Que deviennent les médecins référents ?
mardi 15 novembre 2005
Mardi 15 Novembre 2005
« A quoi reconnaît-on les pionniers des colons ? Les pionniers ont des flèches dans le dos, les colons ont la terre. Nous sommes les pionniers ». Christian Lehmann, membre du conseil d’administration de l’AMedRef, l’association nationale des médecins référents, continue, mois après mois, à défendre l’exercice de la médecine tel que quelque 8.000 professionnels la pratiquent au quotidien depuis quelques années.
Avec la convention médicale signée en janvier dernier, « Michel Chassang et Dinorino Cabrera ont demandé la tête du médecin référent », dénonce-t-il, soulignant toutefois que si la logique du médecin référent a été « violemment combattue » par ces syndicats, ils ont pourtant mis au point un dispositif qui lui ressemble étrangement et, pire, l’ont rendu obligatoire, sans néanmoins prévoir de rémunération spécifique pour le médecin choisi comme médecin traitant. « L’assurance maladie et le gouvernement nous ont demandé de nous engager fortement dans l’option référent, à l’époque de sa mise en œuvre.
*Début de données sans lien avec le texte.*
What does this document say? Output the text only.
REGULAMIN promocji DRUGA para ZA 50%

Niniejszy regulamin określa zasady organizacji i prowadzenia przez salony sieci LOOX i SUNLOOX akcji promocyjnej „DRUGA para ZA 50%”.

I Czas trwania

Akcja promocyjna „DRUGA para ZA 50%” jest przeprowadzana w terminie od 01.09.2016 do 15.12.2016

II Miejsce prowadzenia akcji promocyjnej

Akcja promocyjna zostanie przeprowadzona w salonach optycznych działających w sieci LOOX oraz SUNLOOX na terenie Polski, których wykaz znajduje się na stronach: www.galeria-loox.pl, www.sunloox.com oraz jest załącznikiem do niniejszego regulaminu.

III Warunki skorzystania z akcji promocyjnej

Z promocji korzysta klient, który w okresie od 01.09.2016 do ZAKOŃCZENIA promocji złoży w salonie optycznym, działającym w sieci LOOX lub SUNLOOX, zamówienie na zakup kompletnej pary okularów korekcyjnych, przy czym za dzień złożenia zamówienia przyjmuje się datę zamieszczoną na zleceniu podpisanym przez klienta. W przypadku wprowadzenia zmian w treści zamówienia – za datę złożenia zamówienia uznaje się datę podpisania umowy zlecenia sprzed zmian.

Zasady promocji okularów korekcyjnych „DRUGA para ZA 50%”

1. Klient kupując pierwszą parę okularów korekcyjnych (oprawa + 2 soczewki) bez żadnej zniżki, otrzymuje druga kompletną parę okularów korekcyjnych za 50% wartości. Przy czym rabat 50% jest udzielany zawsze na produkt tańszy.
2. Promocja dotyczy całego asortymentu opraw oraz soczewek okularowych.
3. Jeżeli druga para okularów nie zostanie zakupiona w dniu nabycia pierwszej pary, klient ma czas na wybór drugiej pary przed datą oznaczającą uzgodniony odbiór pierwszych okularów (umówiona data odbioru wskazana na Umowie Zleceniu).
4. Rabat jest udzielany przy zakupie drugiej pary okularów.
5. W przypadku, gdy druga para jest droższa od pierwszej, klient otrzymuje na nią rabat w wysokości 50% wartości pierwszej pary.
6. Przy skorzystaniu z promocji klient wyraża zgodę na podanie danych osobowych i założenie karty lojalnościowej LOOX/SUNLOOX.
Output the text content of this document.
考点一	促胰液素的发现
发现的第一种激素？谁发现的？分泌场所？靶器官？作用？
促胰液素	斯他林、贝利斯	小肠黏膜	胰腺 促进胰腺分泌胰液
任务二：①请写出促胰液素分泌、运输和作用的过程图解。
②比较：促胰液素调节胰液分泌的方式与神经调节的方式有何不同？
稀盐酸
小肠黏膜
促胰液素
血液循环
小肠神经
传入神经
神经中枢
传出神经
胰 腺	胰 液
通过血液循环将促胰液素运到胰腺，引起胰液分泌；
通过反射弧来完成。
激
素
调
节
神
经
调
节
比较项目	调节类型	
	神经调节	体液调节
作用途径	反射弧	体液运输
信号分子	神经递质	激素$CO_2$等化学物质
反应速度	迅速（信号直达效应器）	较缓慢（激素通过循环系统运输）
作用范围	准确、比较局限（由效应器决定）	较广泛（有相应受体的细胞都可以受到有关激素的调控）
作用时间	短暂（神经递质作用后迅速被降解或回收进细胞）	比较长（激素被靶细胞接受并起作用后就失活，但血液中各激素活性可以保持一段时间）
Les opposants disaient alors que l’option référent rompait avec l’exercice libéral de la médecine. Aujourd’hui, ceux-là même qui s’y opposaient veulent l’imposer à tous », fustige en effet le Dr. Lehmann.
Pour lui et plus largement pour l’association AmedRef, la preuve de la ressemblance des deux dispositifs est simple : beaucoup de gens continuent à employer l’adjectif « référent » quand ils parlent du médecin traitant. Pourquoi avoir tant décrié - et continuer à le faire - un tel dispositif pour reproduire peu ou prou le même schéma, si ce n’est simplement par « idéologie et esprit de revanche » ? A un moment où l’assurance maladie veut faire des économies, comment expliquer en outre de mettre fin à « un système économiquement viable » ?, se demande-t-on du côté des médecins référents. Selon l’AmedRef en effet, alors que le forfait référent représente en moyenne 7070 € par an et par médecin, l’économie engendrée par chaque médecin référent sur le seul poste des prescriptions médicamenteuses approcherait 20.000 € par médecin. Certes, le dispositif du médecin référent n’a pas connu un essor important, « seuls » 14 % des généralistes s’y étant engagés - sans doute parce que porté uniquement par le syndicat MG-France - mais les médecins qui s’y étaient impliqués ont fait la preuve de l’intérêt de la chose, plaide l’association selon laquelle si le SML et la CSMF ont voulu éteindre le dispositif, c’est parce qu’il ne concernait que les généralistes. En conséquence, les deux syndicats auraient créé le médecin traitant pour ouvrir la porte aux spécialistes. Or, on sait aujourd’hui que les Français n’ont pas mordu à l’hameçon, plébiscitant leur médecin généraliste.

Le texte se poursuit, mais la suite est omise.